一些事会注定成为过往中的风景;一些人就像开了花的果树,一朵花就是一个鲜活的生命,站在枝头处,任雨淋,任风吹,
脆弱着又坚强着,那些个生命的成长见证了多少过往与岁月的痕迹。
儿时,我能够见到父亲的日子很少,父亲常年漂泊在外,那一方岸线,那一片海上留有父亲牵动的帆影。
直到某一天,那个背影离开了我的视线,在失去父亲的日子里,尽管在我仅存的一点点坚强被伤痛摧残到所剩无几的时候,
我依然很少在梦里见到父亲。更多的思念,只是在每个白天与夜晚在连续失眠的时候,才真真切切感受到那个本不该属于我的割肤之痛。
母亲和姐姐她们在我面前逐渐免提父亲的一些事,她们似乎刻意迴避,既而时常让我看到了母亲和姐姐暗地里的那双又红又肿的眼睛……
即便是所有的泪流干了,即便使尽了浑身的力气,也扭转不了父亲离世的现实。
那些日子,家里没有了往日的阳光,就连空气也显得阴冷、灰暗。 那些天,我不敢面对西落的残霞,也不愿面对最后一丝残阳落尽后的失落。

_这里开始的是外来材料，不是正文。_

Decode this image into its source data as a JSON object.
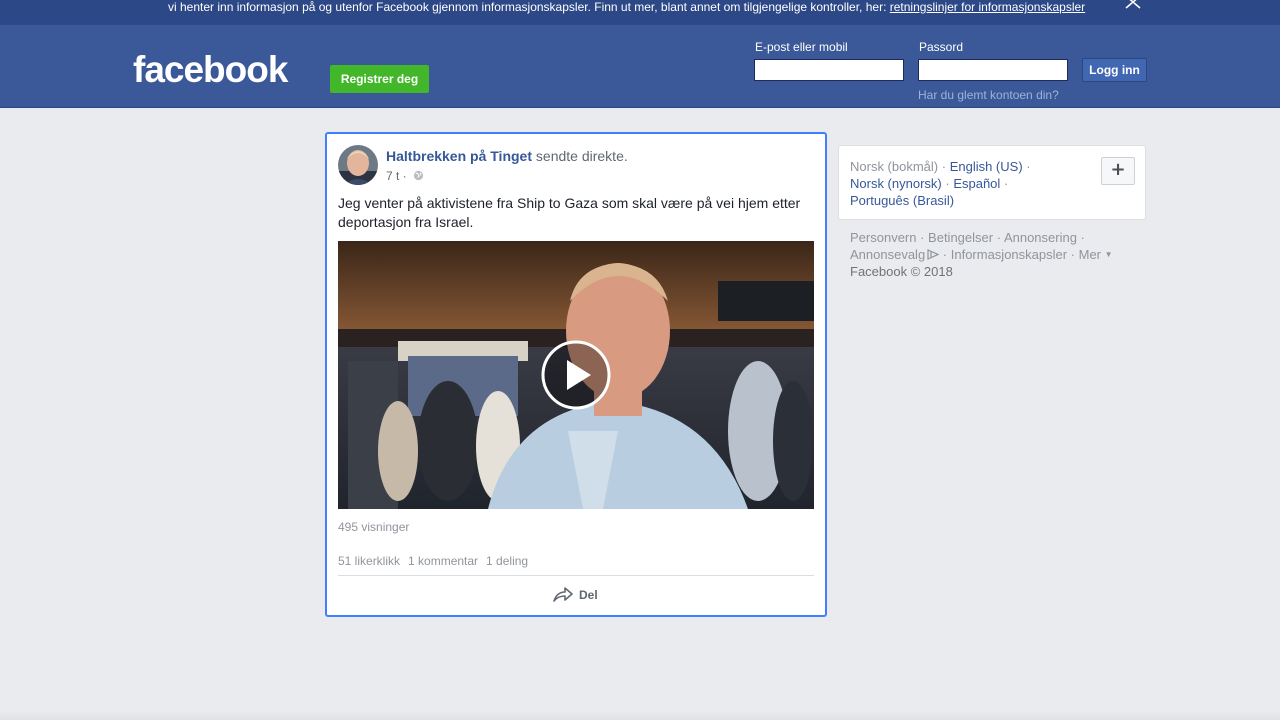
{
  "cookie_banner": {
    "text": "vi henter inn informasjon på og utenfor Facebook gjennom informasjonskapsler. Finn ut mer, blant annet om tilgjengelige kontroller, her: ",
    "link": "retningslinjer for informasjonskapsler"
  },
  "header": {
    "logo_text": "facebook",
    "register_label": "Registrer deg",
    "email_label": "E-post eller mobil",
    "email_value": "",
    "password_label": "Passord",
    "password_value": "",
    "login_label": "Logg inn",
    "forgot_link": "Har du glemt kontoen din?"
  },
  "post": {
    "author": "Haltbrekken på Tinget",
    "action": " sendte direkte.",
    "time": "7 t",
    "meta_separator": " · ",
    "text": "Jeg venter på aktivistene fra Ship to Gaza som skal være på vei hjem etter deportasjon fra Israel.",
    "views": "495 visninger",
    "likes": "51 likerklikk",
    "comments": "1 kommentar",
    "shares": "1 deling",
    "share_label": "Del"
  },
  "languages": {
    "current": "Norsk (bokmål)",
    "links": [
      "English (US)",
      "Norsk (nynorsk)",
      "Español",
      "Português (Brasil)"
    ],
    "separator": " · ",
    "more_label": "+"
  },
  "footer": {
    "links": [
      "Personvern",
      "Betingelser",
      "Annonsering",
      "Annonsevalg",
      "Informasjonskapsler",
      "Mer"
    ],
    "separator": " · ",
    "copyright": "Facebook © 2018"
  },
  "colors": {
    "brand_blue": "#3b5998",
    "register_green": "#42b72a",
    "link_blue": "#365899",
    "focus_blue": "#4080ff"
  }
}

傍晚,寂静的夜黑不会随我的意愿来迟。母亲依在床头神情呆滞。我走近亮了母亲床头的灯,想让她的世界多一丝光亮,多一些温暖。
我握住母亲的手,依偎而坐。沉默,凝望,再等待。往后的日子,我是一位倾听者,是家里的男人,即便心中有苦、有痛,唯有倾听。 拭去眼中的哀愁,轻移视线,那一刻我需要佯装一份坚定,来为母亲撑起一片睛天。而母亲终不能承受心中的压抑和苦楚,泪水湿透了我的胸襟....
一些过往,仿佛就在昨天。无论过去多久,无论难舍还是必然远行,那些记忆,哪怕被岁月摧残,或所剩无几的时候,
我相信那份执念将永远隽在心中,而后在经年中越发清晰。
姐姐嫁在本镇,自姐姐结婚的那天起,她的生命中从此又多了另一个家。母亲常叹:"嫁出去的女儿,泼出去的水... ..."

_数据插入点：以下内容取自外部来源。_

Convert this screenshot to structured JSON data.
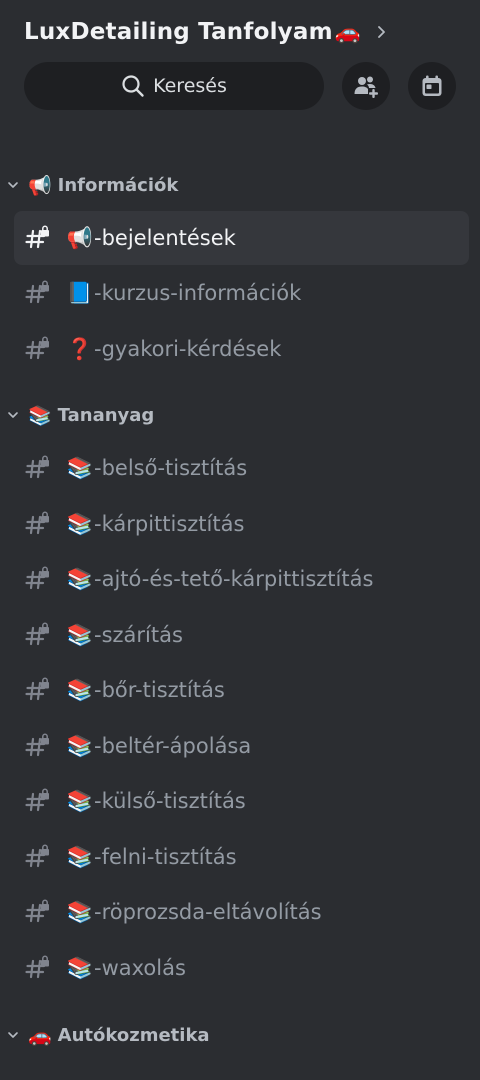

我想这句话不仅仅只是母亲一个人说过,一句概叹却充满了期待与希望,其中不免有更多的牵挂。
姐姐并没有像人们所说的"嫁女如泼水"。这个家中有生她养她的母亲,我们共同的母亲,共同的亲情,一辈子难以割舍依恋。
姐姐每天都得回娘家,父亲不在了,她离不开母亲,母亲永远是她的牵挂。 在母亲看来,姐姐是个孝顺的女儿。
我觉得姐姐更多的孝顺显于对公婆的尽孝中。
姐姐能把我家代代相传的美德带到另一个家中。很早的时候,我的祖爷爷、爷爷就是方圆百里闻名的大孝子。
这样的传统,在历经了代季更替后,依然在我家得到了传承... ...
昨夜的雨不曾为谁而驻足,风也随即而逝。人生何不是一场感动。
雨,洒落下的是凝结的厚重。岁月都随了风,从不会为谁而伤痛,也不会为谁而眷顾。唯有家人,于情难舍。
窗外,湛蓝的天空映入眼帘,云层会渐渐散去,鸟儿飞旋,芭蕉树的枝丫上偶有舒展的翅膀。阳光透过窗户照进来,画面定会如此欣然。
家,能容纳苦难,包容一切。有阳光,有微笑,有我们共同依护的亲情。 只因为,我们是一家人... ...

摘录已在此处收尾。